National Grid filed a request with the state late last week to increase electric rates by 2.6 percent in order to update its infrastructure.
The request to the state Department of Public Utilities (DPU) calls for an average monthly bill increase of $4.07 for a customer using 600 kilowatt-hours of electricity.
National Grid is hoping to raise rates to build energy storage projects, a five-year plan to increase infrastructure to facilitate greater access to electric vehicle charging, increase reliability and storm response, as well as to increase the low-income discount to 32 percent.
Other parts of the proposal include implementation of a performance-based ratemaking plan, more frequent tree trimming, and a grant program for customers in the 15 Gateway cities (including Everett) serviced by National Grid.
In addition to the increased costs of operating and maintaining the system, the proposal includes other costs, such as the recovery of the company’s Massachusetts property taxes – which have risen 10 percent, or $6 million, since the last rate case in 2015. In this filing, the requested net increase in distribution revenue is $70.3 million.
The proposal will undergo a thorough review process that typically lasts 10 months.

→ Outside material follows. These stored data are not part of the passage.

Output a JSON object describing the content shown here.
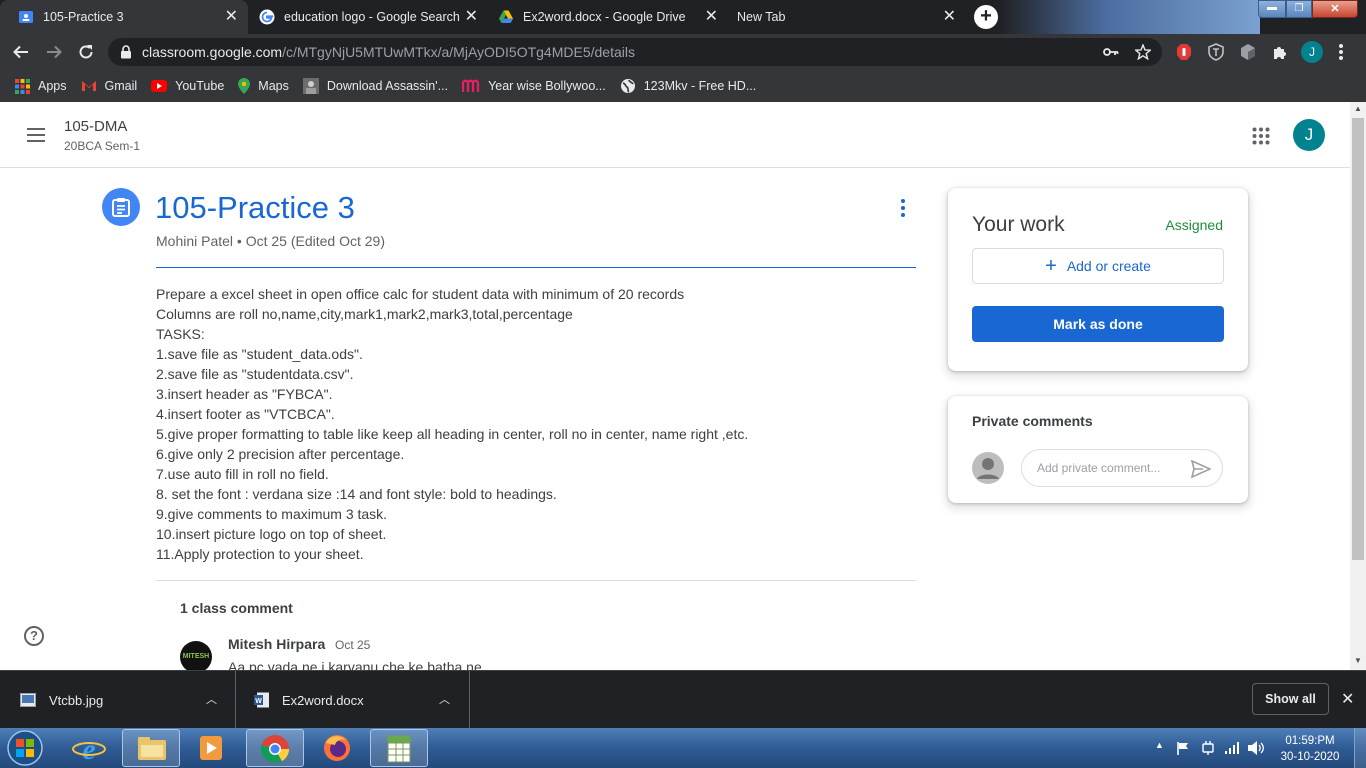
{
  "browser": {
    "tabs": [
      {
        "title": "105-Practice 3",
        "active": true
      },
      {
        "title": "education logo - Google Search",
        "active": false
      },
      {
        "title": "Ex2word.docx - Google Drive",
        "active": false
      },
      {
        "title": "New Tab",
        "active": false
      }
    ],
    "new_tab_symbol": "+",
    "url_domain": "classroom.google.com",
    "url_path": "/c/MTgyNjU5MTUwMTkx/a/MjAyODI5OTg4MDE5/details",
    "profile_initial": "J",
    "bookmarks": [
      {
        "label": "Apps",
        "icon": "apps-grid-icon"
      },
      {
        "label": "Gmail",
        "icon": "gmail-icon"
      },
      {
        "label": "YouTube",
        "icon": "youtube-icon"
      },
      {
        "label": "Maps",
        "icon": "maps-pin-icon"
      },
      {
        "label": "Download Assassin'...",
        "icon": "thumbnail-icon"
      },
      {
        "label": "Year wise Bollywoo...",
        "icon": "m-logo-icon"
      },
      {
        "label": "123Mkv - Free HD...",
        "icon": "globe-icon"
      }
    ]
  },
  "classroom": {
    "class_name": "105-DMA",
    "class_section": "20BCA Sem-1",
    "avatar_initial": "J",
    "assignment": {
      "title": "105-Practice 3",
      "meta": "Mohini Patel • Oct 25 (Edited Oct 29)",
      "description": [
        "Prepare a excel sheet in open office calc for student data with minimum of 20 records",
        "Columns are roll no,name,city,mark1,mark2,mark3,total,percentage",
        "TASKS:",
        "1.save file as \"student_data.ods\".",
        "2.save file as \"studentdata.csv\".",
        "3.insert header as \"FYBCA\".",
        "4.insert footer as \"VTCBCA\".",
        "5.give proper formatting to table like keep all heading in center, roll no in center, name right ,etc.",
        "6.give only 2 precision after percentage.",
        "7.use auto fill in roll no field.",
        "8. set the font : verdana size :14 and font style: bold to headings.",
        "9.give comments to maximum 3 task.",
        "10.insert picture logo on top of sheet.",
        "11.Apply protection to your sheet."
      ]
    },
    "class_comments": {
      "count_label": "1 class comment",
      "comment": {
        "author": "Mitesh Hirpara",
        "date": "Oct 25",
        "text": "Aa pc vada ne j karvanu che ke batha ne",
        "avatar_text": "MITESH"
      }
    },
    "your_work": {
      "heading": "Your work",
      "status": "Assigned",
      "add_label": "Add or create",
      "mark_done_label": "Mark as done"
    },
    "private_comments": {
      "heading": "Private comments",
      "placeholder": "Add private comment..."
    },
    "help_symbol": "?"
  },
  "downloads": {
    "items": [
      {
        "name": "Vtcbb.jpg"
      },
      {
        "name": "Ex2word.docx"
      }
    ],
    "show_all_label": "Show all"
  },
  "taskbar": {
    "time": "01:59:PM",
    "date": "30-10-2020"
  },
  "colors": {
    "accent_blue": "#1967d2",
    "assigned_green": "#1e8e3e",
    "avatar_teal": "#00838f",
    "chrome_dark": "#202124",
    "chrome_toolbar": "#35363a"
  }
}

If approved, the proposals would take effect Oct. 1, 2019, with new bills being issued starting Nov.1, 2019.
National Grid’s current distribution rates reflect the cost of doing business for the year ended June 30, 2015. This proposal would update distribution rates to reflect the cost of doing business for the year ending Dec. 31, 2017.
“Our request outlines important investments that would allow the company to continue providing safe, reliable power to our 1.3 million customers,” said Marcy Reed, president of National Grid in Massachusetts. “This proposal strikes the right balance by seeking to fund programs that further the clean energy transition, provide greater assistance to income-eligible customers and reset rates with a modest bill impact.”
National Grid invested $265 million in electric infrastructure in 2016 and $306 million in 2017. The company’s projected annual investment over the next three years is approximately at the same level as 2017.
National Grid incurs costs that it has limited or no control over, such as inflation, equipment, health care expenses, and storms. In Massachusetts, distribution rates are based on actual investments in the equipment needed to distribute electricity, along with operation and maintenance costs, from a recent year.
Distribution rates represent approximately one-third of a customer’s bill. This charge covers the cost of running National Grid’s business, including the operation and maintenance costs of the poles and wires needed to distribute electricity from the beginning of the company’s distribution system to all of its 1.3 million customers.
The electricity supply rates, referred to as Basic Service rates, are adjusted twice a year for residential and small business customers in accordance with DPU rules. On Nov. 1, 2018, Basic Service rates for National Grid residential customers increased from 10.9 cents per kWh, to 13.7 cents per kWh.